Hester has struggled since having a big game against the Vikings. Lately, it's seemed he likes to take the ball from deep in the end zone and run into a crowd of people. Teams have been game-planning for Hester, and he's proven to be relatively easy to keep under control. He's simply not the same player he used to be.

It's also worth mentioning that the Dwayne Harris of the Cowboys is much more of a straight-line runner, whereas Hester dances around quite a bit.

As far as the A-gap blitzes: They've shown them, but they haven't gotten home a lot. I expect the Redskins to throw a lot of screens and short passes to keep the Bears' blitz in check.

 

What is one area you think the Redskins can exploit in the matchup?

Mike and Kyle Shanahan have to lean on their zone-running game against the Bears.

Ezra Shaw/Getty Images

Although they are certainly no longer so dependent on the Tampa 2, the Bears still show a lot of two-deep looks. The Redskins have to be able to exploit seven-man fronts with their trademark stretch play.

They usually run it to the left, but Washington should take a page from the New York Giants and attack the right side of Chicago’s D-line.

Big Blue and Brandon Jacobs made a number of significant gains over the right side. The Redskins can do the same with either Alfred Morris or Roy Helu Jr. carrying the ball.

 

My Take

This is something that has to be a big concern for the Bears, but I don't know if you'll see quite as many two-deep looks against the Redskins. 

Griffin doesn't have the arm strength that some of the other quarterbacks the Bears have faced this season—he's struggled to make plays down the field. According to Pro Football Focus (subscription required), Griffin has completed just 4-of-20 passes that have traveled over 20 yards. That percentage is dead last among the 34 passers who have 10 or more deep attempts. 

The Redskins have just 11 passing plays of 20 or more yards, tied for last in the league.

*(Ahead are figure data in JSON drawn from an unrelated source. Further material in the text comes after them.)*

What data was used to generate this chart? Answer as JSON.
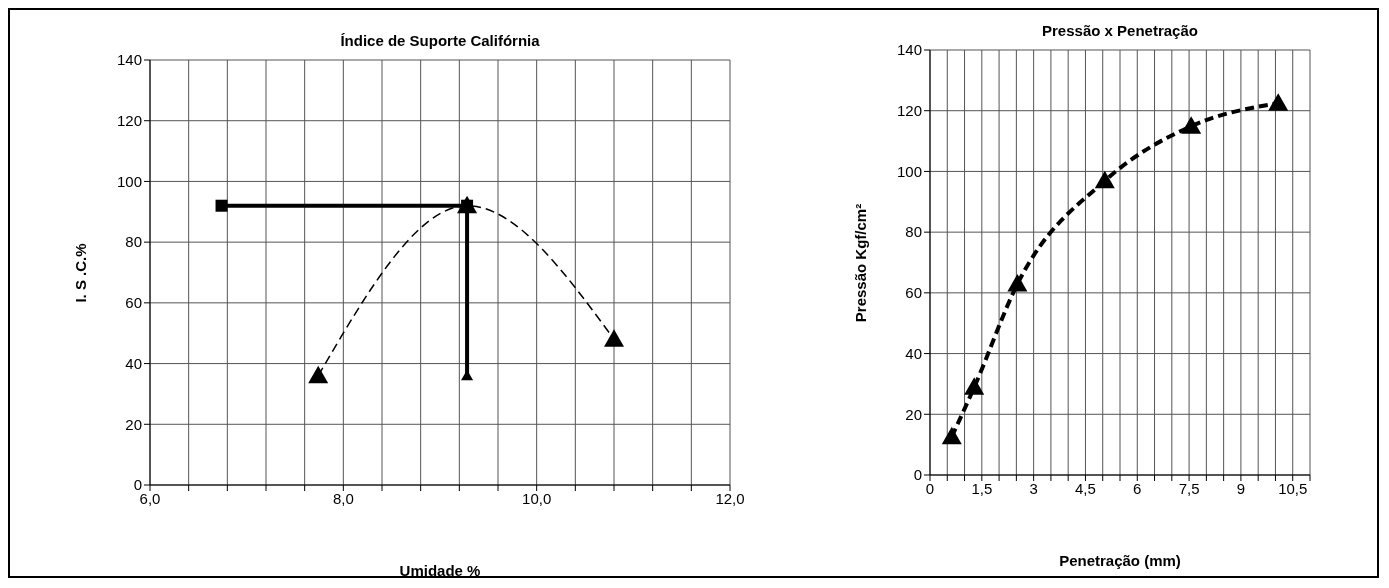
{
  "chart_data": [
    {
      "type": "line",
      "title": "Índice de Suporte Califórnia",
      "xlabel": "Umidade %",
      "ylabel": "I. S .C.%",
      "xlim": [
        6,
        12
      ],
      "xticks": [
        {
          "value": 6,
          "label": "6,0"
        },
        {
          "value": 6.4,
          "label": null
        },
        {
          "value": 6.8,
          "label": null
        },
        {
          "value": 7.2,
          "label": null
        },
        {
          "value": 7.6,
          "label": null
        },
        {
          "value": 8,
          "label": "8,0"
        },
        {
          "value": 8.4,
          "label": null
        },
        {
          "value": 8.8,
          "label": null
        },
        {
          "value": 9.2,
          "label": null
        },
        {
          "value": 9.6,
          "label": null
        },
        {
          "value": 10,
          "label": "10,0"
        },
        {
          "value": 10.4,
          "label": null
        },
        {
          "value": 10.8,
          "label": null
        },
        {
          "value": 11.2,
          "label": null
        },
        {
          "value": 11.6,
          "label": null
        },
        {
          "value": 12,
          "label": "12,0"
        }
      ],
      "ylim": [
        0,
        140
      ],
      "yticks": [
        0,
        20,
        40,
        60,
        80,
        100,
        120,
        140
      ],
      "grid": true,
      "series": [
        {
          "color": "#000000",
          "x": [
            7.74,
            9.28,
            10.8
          ],
          "values": [
            36,
            92,
            48
          ],
          "marker": "triangle",
          "line_style": "dashed"
        },
        {
          "color": "#000000",
          "x": [
            6.74,
            9.28
          ],
          "values": [
            92,
            92
          ],
          "marker": "square",
          "line_style": "solid"
        },
        {
          "color": "#000000",
          "x": [
            9.28,
            9.28
          ],
          "values": [
            92,
            36
          ],
          "marker": "triangle",
          "line_style": "solid"
        }
      ]
    },
    {
      "type": "line",
      "title": "Pressão  x  Penetração",
      "xlabel": "Penetração (mm)",
      "ylabel": "Pressão Kgf/cm²",
      "xlim": [
        0,
        11
      ],
      "xticks": [
        0,
        {
          "value": 0.5,
          "label": null
        },
        {
          "value": 1,
          "label": null
        },
        {
          "value": 1.5,
          "label": "1,5"
        },
        {
          "value": 2,
          "label": null
        },
        {
          "value": 2.5,
          "label": null
        },
        3,
        {
          "value": 3.5,
          "label": null
        },
        {
          "value": 4,
          "label": null
        },
        {
          "value": 4.5,
          "label": "4,5"
        },
        {
          "value": 5,
          "label": null
        },
        {
          "value": 5.5,
          "label": null
        },
        6,
        {
          "value": 6.5,
          "label": null
        },
        {
          "value": 7,
          "label": null
        },
        {
          "value": 7.5,
          "label": "7,5"
        },
        {
          "value": 8,
          "label": null
        },
        {
          "value": 8.5,
          "label": null
        },
        9,
        {
          "value": 9.5,
          "label": null
        },
        {
          "value": 10,
          "label": null
        },
        {
          "value": 10.5,
          "label": "10,5"
        },
        {
          "value": 11,
          "label": null
        }
      ],
      "ylim": [
        0,
        140
      ],
      "yticks": [
        0,
        20,
        40,
        60,
        80,
        100,
        120,
        140
      ],
      "grid": true,
      "series": [
        {
          "color": "#000000",
          "x": [
            0.63,
            1.28,
            2.53,
            5.06,
            7.56,
            10.08
          ],
          "values": [
            12.6,
            28.9,
            62.9,
            96.9,
            114.9,
            122.5
          ],
          "marker": "triangle",
          "line_style": "dashed"
        }
      ]
    }
  ]
}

Four of the Bears' six opponents have over 20. Of course, part of the reason is because they've played a Bears defense that is second-to-last in giving those kinds of plays up.

If Charles Tillman returns—as expected—after missing last week from injury, I think you'll see a lot of man defense from the Bears corners, and they'll stack the box to stop the run.

 

Who do you think wins and why?

I’m actually very confident Washington can win, even though I like a lot of what the Bears are doing this season.

Linebacker James Anderson was a good signing for the defense. Offensively, Marc Trestman has got a system better suited to Jay Cutler and Matt Forte.

But despite those positives, the Bears still look like a team in need of regeneration. Their key players are growing old together and there does not seem to be an obvious infusion of youth at a number of key positions.

The Redskins are certainly struggling, but I think their zone game can exploit the Bears defense while their blitzes should force Cutler into a key mistake.

 

My take

Jonathan Daniel/Getty Images

I agree, Washington can win. But I don't think they will.

As I alluded to earlier, I'm not sure they can take advantage of the Bears' biggest weakness on defense and push the ball down the field. The Bears defense will get a big boost from Stephen Paea and Tillman returning.

The Bears should be worried about the Washington pass rush, but I think they have too many weapons for the Redskins' weak secondary to cover. If the Bears can hold up at the line of scrimmage, I don't think they'll have much trouble moving to 5-2.

I'm expecting games from Matt Forte and Cutler in a 35-24 Bears win.